I think there is an appreciation lesson here for us all to learn, whether it’s for our health, our families, our teachers, or farmers, our grocers. For me, I have already learned to appreciate many things, specifically the value of freedom. Even in crisis, many of us still have it better than a lot of people. We have homes, clean water, and food. But, even the simple freedom of going to the store to get butter, and knowing butter will be there, has become valuable to me because I never appreciated it before. The freedom to drop by a friends house, or go to Mass, or swing by the church to have some much needed silence — I am more grateful than ever for those.

In the evenings, I make time to go outside. I’ve never done this before, but I’ve been going to watch the dark steal the sunset-splashed sky. It covers its vibrant oranges and reds with a blue hue until it’s completely disappeared behind the mountain shadows.
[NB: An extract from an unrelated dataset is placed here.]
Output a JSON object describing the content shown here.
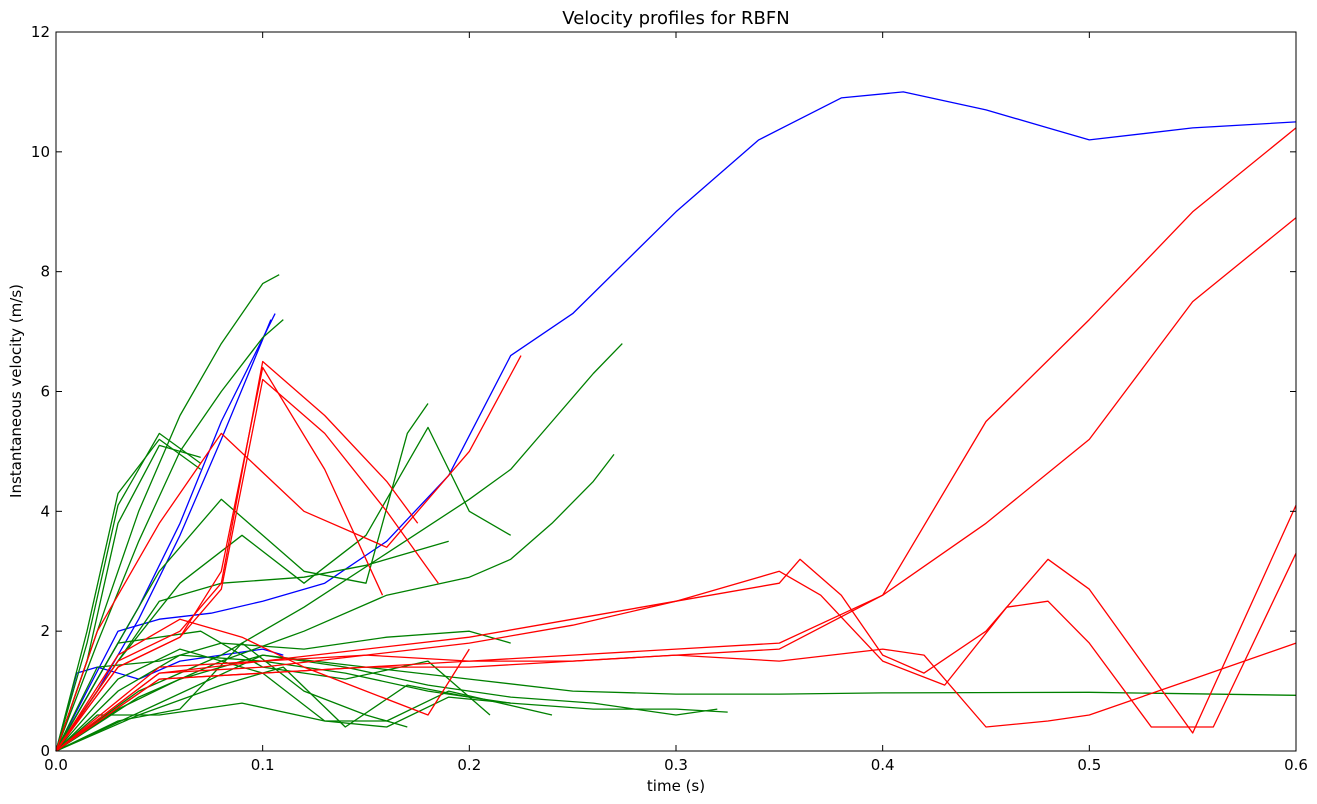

The stars began to glitter like they always do and it’s a small, comfortable familiarity that I know I can expect each day.

It’s quiet at night. Despite the anxiety and unknown events of tomorrow, it’s peaceful. 

VIDEO MEDITATION: Go Into the Desert This Lent 

I know this troubling situation won’t last forever because I have faith in God. He delivers all his people through the desert. He always has. Miracles happen through science, and every day people are working around the clock to find treatments and cures. That’s the wonderful thing about humanity in crisis: The people who never give up.

So, it won’t be very long before this quiet will be gone. Soon, the airplanes will be back overhead, and the cars will be going by at all hours. The stillness will be moving again. The world will go back to the way it was, and eventually we will, too. Life will resume being busy and we might even forget the way this was. We might forget that God is still bigger than any of this. 

When life swings back to “normal,” I might forget the things I’m learning about myself right now. I’m learning to depend 100 percent on myself and my family. I’m learning the importance of genuine time spent with my kids. I’m learning to trust God — to trust that right now he is showing me what life is meant to be in its simplicity: focusing on him and my family. Learning to truly appreciate everything I have from a house, to food, to fresh air outside. 

There won’t be the same opportunity for stillness like this again. 

I hope that I don’t forget. I hope I can look back and know it was this Lent that I really wandered through the desert and that I not only learned to truly trust God, but to fully appreciate the small things I take for granted in life. Which is everything, including life itself. 

Joshua 1:9

“Do not be afraid; do not be discouraged, for the Lord your God will be with you wherever you go.”